To obtain permission to serve by substituted service, you need to show the court that you attempted what is called “diligent effort and inquiry.” This means you must have searched to see whether or not the individual can be located in New Jersey. The most common ways to show the court you made a diligent inquiry is to send letters requesting updated or current address of the individual spouse with the post office, Department of Motor Vehicles, Bureau of vital statistics and Board of Elections.
You start by sending letters to these individuals indicating you are seeking information concerning the address of the individual for service of process in a divorce. You should also indicate inside that letter the nature and type of litigation because you may not be otherwise able to obtain responses to these requests.
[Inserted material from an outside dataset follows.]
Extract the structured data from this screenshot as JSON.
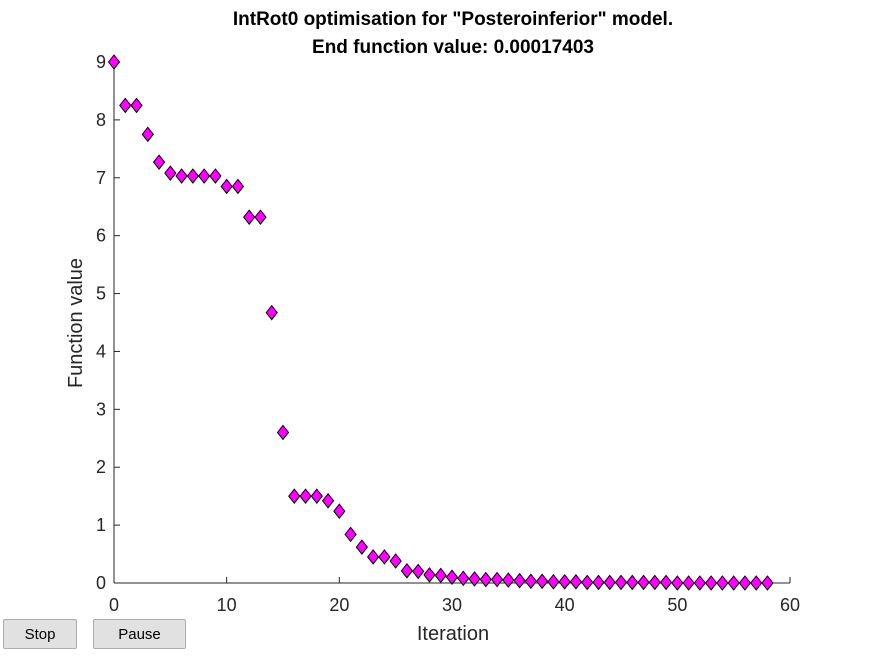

Once you receive the responses and the address is either unknown or outdated, you then file a motion asking for the court to approve service of process by an alternate method such as constructive or substitute service outside of the state. You would attach the requests you made for information and the responses, presuming they do not offer anything more than the last known address in the US.
The motion would request permission to post notice of the divorce complaint in a local newspaper closest to the last known address of the missing spouse.
Once that is completed, you will receive a notice from the newspaper indicating that the notice was published. You will have “constructively served” notice of the divorce complaint. You should send a copy of the newspaper confirmation to the family court. After 35 days pass, you can move forward if no answer is filed and request a default be entered against the other spouse.